Embora reconheça no PCPR-2 uma ação ainda embrionária, Saturnino vê o programa como um indutor desta organização para conciliar muitos grupos de diferentes interesses. “Os resultados, que estamos discutindo nessas reuniões na Unicamp [nos dias 17 e 18 de maio], são muito diferenciados tanto dentro da Bahia como em relação a projetos de outros estados. De qualquer maneira, o programa já mostra uma ação muito importante na região do semiárido, principalmente na oferta de água. Nesse quadro, Aas avaliações feitas pela Unicamp servirão como subsídio para eventuais alterações no contrato com o Banco Mundial, tornando-o adaptado às condições objetivas de cada estado”, conclui o representante baiano.
Estudo alimenta a vida acadêmica
O professor Antônio Buainain vê a avaliação dos resultados do Programa de Combate à Pobreza Rural como uma oportunidade rara para alimentar a vida acadêmica, devido à riqueza das informações que serão colhidas pelos pesquisadores em campo. “É um projeto de altíssimo interesse acadêmico, um tipo de pesquisa que não conta com linhas de financiamento tradicionais, como Finepe e CNPq. Esta abertura dada pelo Banco Mundial e os governos estaduais é uma forma interessante de financiar estudos, colocando pesquisadores e estudantes em contato com uma realidade como a do Nordeste”, argumenta.

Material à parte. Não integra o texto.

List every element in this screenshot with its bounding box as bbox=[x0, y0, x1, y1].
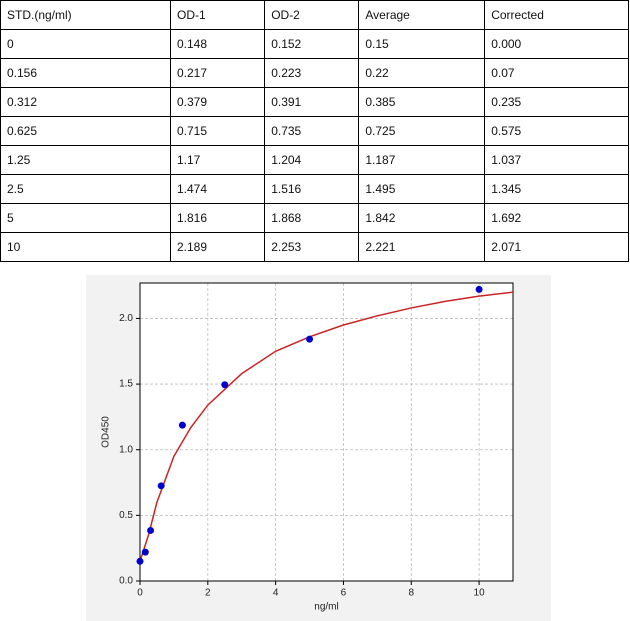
table-cell: Corrected bbox=[484, 0, 629, 30]
table-cell: 0.152 bbox=[264, 29, 360, 59]
table-cell: 0.148 bbox=[169, 29, 266, 59]
table-cell: 0 bbox=[0, 29, 171, 59]
table-cell: 0.735 bbox=[264, 116, 360, 146]
x-tick-label: 2 bbox=[205, 588, 211, 599]
table-row: 0.156 0.217 0.223 0.22 0.07 bbox=[0, 58, 629, 88]
table-cell: 0.575 bbox=[484, 116, 629, 146]
table-cell: 2.253 bbox=[264, 232, 360, 262]
x-tick-label: 4 bbox=[273, 588, 279, 599]
table-cell: 5 bbox=[0, 203, 171, 233]
table-cell: 0.385 bbox=[358, 87, 486, 117]
y-tick-label: 0.0 bbox=[119, 576, 133, 587]
table-cell: STD.(ng/ml) bbox=[0, 0, 171, 30]
table-row: 0.312 0.379 0.391 0.385 0.235 bbox=[0, 87, 629, 117]
table-cell: 1.345 bbox=[484, 174, 629, 204]
axes-frame bbox=[139, 282, 514, 582]
table-cell: 0.223 bbox=[264, 58, 360, 88]
y-tick-label: 0.5 bbox=[119, 510, 133, 521]
table-row: STD.(ng/ml) OD-1 OD-2 Average Corrected bbox=[0, 0, 629, 30]
table-cell: 10 bbox=[0, 232, 171, 262]
table-row: 0.625 0.715 0.735 0.725 0.575 bbox=[0, 116, 629, 146]
table-cell: 0.312 bbox=[0, 87, 171, 117]
x-tick-label: 10 bbox=[474, 588, 486, 599]
table-cell: 1.037 bbox=[484, 145, 629, 175]
data-point bbox=[306, 335, 314, 343]
table-cell: 0.235 bbox=[484, 87, 629, 117]
table-cell: 0.379 bbox=[169, 87, 266, 117]
table-cell: 2.221 bbox=[358, 232, 486, 262]
y-axis-label: OD450 bbox=[101, 416, 112, 448]
table-cell: 1.187 bbox=[358, 145, 486, 175]
table-cell: 1.204 bbox=[264, 145, 360, 175]
table-cell: 1.868 bbox=[264, 203, 360, 233]
table-cell: 1.842 bbox=[358, 203, 486, 233]
data-table: STD.(ng/ml) OD-1 OD-2 Average Corrected 0 0.14… bbox=[0, 0, 629, 262]
table-cell: 0.725 bbox=[358, 116, 486, 146]
table-row: 0 0.148 0.152 0.15 0.000 bbox=[0, 29, 629, 59]
y-tick-label: 1.0 bbox=[119, 444, 133, 455]
table-cell: Average bbox=[358, 0, 486, 30]
table-cell: 0.391 bbox=[264, 87, 360, 117]
table-cell: 2.071 bbox=[484, 232, 629, 262]
data-point bbox=[157, 482, 165, 490]
table-cell: 0.22 bbox=[358, 58, 486, 88]
table-cell: 0.07 bbox=[484, 58, 629, 88]
table-cell: 1.516 bbox=[264, 174, 360, 204]
table-cell: 1.692 bbox=[484, 203, 629, 233]
data-point bbox=[136, 557, 144, 565]
y-tick-label: 2.0 bbox=[119, 313, 133, 324]
table-row: 2.5 1.474 1.516 1.495 1.345 bbox=[0, 174, 629, 204]
x-axis-label: ng/ml bbox=[314, 602, 338, 613]
table-cell: 0.217 bbox=[169, 58, 266, 88]
data-point bbox=[178, 421, 186, 429]
table-cell: 2.189 bbox=[169, 232, 266, 262]
table-row: 1.25 1.17 1.204 1.187 1.037 bbox=[0, 145, 629, 175]
x-tick-label: 6 bbox=[341, 588, 347, 599]
table-cell: 0.715 bbox=[169, 116, 266, 146]
chart: 0 2 4 6 8 10 0.0 0.5 1.0 1.5 2.0 ng/ml OD450 bbox=[86, 275, 551, 621]
data-point bbox=[147, 526, 155, 534]
x-tick-label: 8 bbox=[408, 588, 414, 599]
table-cell: 0.156 bbox=[0, 58, 171, 88]
table-cell: 1.474 bbox=[169, 174, 266, 204]
data-point bbox=[221, 381, 229, 389]
plot-area bbox=[140, 283, 513, 581]
table-cell: OD-2 bbox=[264, 0, 360, 30]
table-cell: 1.495 bbox=[358, 174, 486, 204]
table-cell: OD-1 bbox=[169, 0, 266, 30]
table-cell: 2.5 bbox=[0, 174, 171, 204]
data-point bbox=[141, 548, 149, 556]
table-cell: 0.15 bbox=[358, 29, 486, 59]
table-cell: 1.17 bbox=[169, 145, 266, 175]
x-tick-label: 0 bbox=[137, 588, 143, 599]
table-row: 10 2.189 2.253 2.221 2.071 bbox=[0, 232, 629, 262]
table-cell: 1.25 bbox=[0, 145, 171, 175]
table-cell: 0.625 bbox=[0, 116, 171, 146]
table-cell: 0.000 bbox=[484, 29, 629, 59]
table-row: 5 1.816 1.868 1.842 1.692 bbox=[0, 203, 629, 233]
y-tick-label: 1.5 bbox=[119, 379, 133, 390]
table-cell: 1.816 bbox=[169, 203, 266, 233]
data-point bbox=[475, 285, 483, 293]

Na opinião de Buainain, a universidade pode contribuir muito com esses levantamentos, devido à sua independência e à capacitação técnica. Ele assegura que, havendo apoio institucional, essas pesquisas seriam feitas com a agilidade exigida pelo mercado, que muitas vezes julga as avaliações das universidades “acadêmicas”, ficando prontas somente quando as prioridades já são outras. “Uma pesquisa como esta sobre o PCPR pressupõe uma dinâmica diferente. Não podemos esperar que cada estudante conclua sua monografia ou tese para apresentar resultados”, pondera.